Innover et normaliser pour mieux réindustrialiser

Innover et normaliser pour mieux réindustrialiser

le : 12/01/2026

Innover et normaliser pour mieux réindustrialiser
Sans normalisation, pas de marché. La normalisation est un instrument clé de compétitivité, d’innovation et d’influence internationale. Un levier de la réindustrialisation.

« Si on n’est pas autour de la table, on est dans le menu ». Daniel Richet, directeur général du Cetim, illustre ainsi l’importance pour la survie de l’industrie française de participer aux travaux de normalisation. Son constat est clair : les entreprises évoluent dans un environnement dominé par des tensions commerciales avec les États-Unis et une concurrence chinoise qui propose des produits de qualité à moindre coût.

 

Participer à l’écriture des normes très en amont

Dans ce contexte, la bataille se joue aussi dans les instances de normalisation. Pour que les innovations françaises puissent s’exporter, elles doivent d’abord obtenir ce « passeport normatif » qui leur ouvre l’accès aux marchés internationaux.

Cette stratégie suppose une intervention très en amont. Dans les technologies émergentes comme la fabrication additive, il faut participer à l’écriture des normes avant même la maturité industrielle, faute de quoi d’autres imposeront leur vision.

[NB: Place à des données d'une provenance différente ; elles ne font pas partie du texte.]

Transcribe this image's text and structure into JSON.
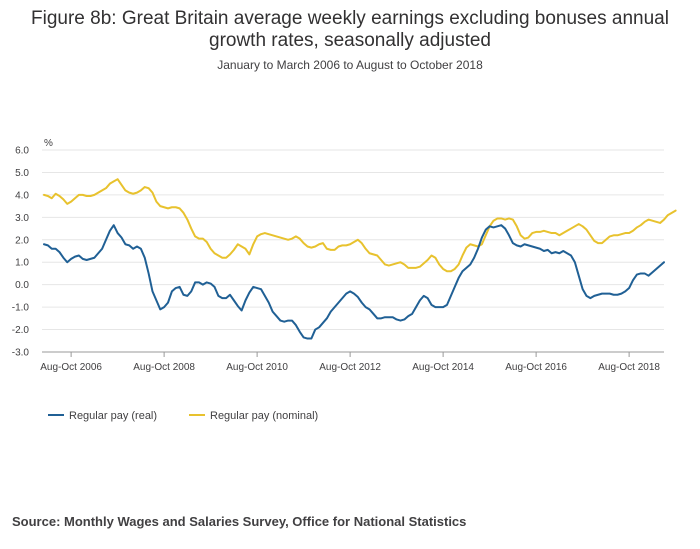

Le Cetim et l’UNM en ont fait un axe majeur, en développant des travaux prénormatifs, et en plaçant des experts aux côtés des industriels afin de combiner expertise technique et stratégie commerciale.

 

Diffuser une culture du compromis

De son côté, l’État mobilise des ressources pour appuyer une stratégie française de normalisation. Orianne Chenain, cheffe du service de la compétitivité, de l’innovation, et du développement des entreprises à la DGE, reconnaît que « la normalisation reste un domaine compliqué, parfois difficile à expliquer à son ministre ». Une réforme ambitieuse est en cours avec un projet de décret pour réaffirmer le caractère volontaire des normes et diffuser une véritable culture du compromis. Signe de la prise de conscience de l’importance de la normalisation, la DGE s’est battue pour que les dépenses liées à la normalisation demeurent éligibles au crédit impôt recherche. Par ailleurs, la normalisation est devenue un critère de sélection des projets du plan d’investissement France 2030, doté de 54 milliards. Ce qui permet « de montrer le lien entre innovation et normalisation et de pousser les entreprises à intégrer cette stratégie », indique Orianne Chenain. Objectif : encourager les entreprises à lier dès l’origine innovation et normalisation.

Du côté des industriels, certains ont déjà intégré cet enjeu. Yannick Leblanc, directeur qualité du groupe M, explique comment la normalisation a guidé la création d’un nouvel atelier dédié à la tuyauterie à forte valeur ajoutée pour le nucléaire. « On a regardé notre marché cible et les normes qui le dimensionnaient, pour voir si on pouvait les intégrer au mieux dans cet investissement et dans les choix technologiques qui l’accompagnent. »

 

« Il s’agit de bâtir une capacité collective d’influence »

Exemple : l’entreprise a choisi une innovation disruptive avec le décapage laser en lieu et place de la méthode du décapage passivation trop coûteuse. Pour faire reconnaître cette technologie, elle a travaillé avec le Cetim pour construire les preuves techniques nécessaires pour faire évoluer les standards.

Pour Daniel Richet, l’enjeu dépasse les cas individuels : il s’agit de bâtir une capacité collective d’influence, notamment dans les filières stratégiques comme l’hydrogène, où une centaine d’instances normatives sont déjà actives. Avec l’UNM, le Cetim a écrit une feuille de route pour travailler sur les zones les plus grises de cette technologie. « Il faut renforcer l’attelage entre la capacité d’expertise, les bureaux de normalisation et les industriels », estime Daniel Richet.

Car c’est bien là que se joue une partie de la réindustrialisation : dans la capacité des filières à peser sur les règles du jeu mondiales. En connectant innovation, stratégie industrielle et normalisation, la France peut non seulement protéger ses intérêts, mais aussi reprendre l’initiative sur des marchés technologiques en plein essor. Encore faut-il jouer collectif et se donner les moyens financiers et humains de son ambition.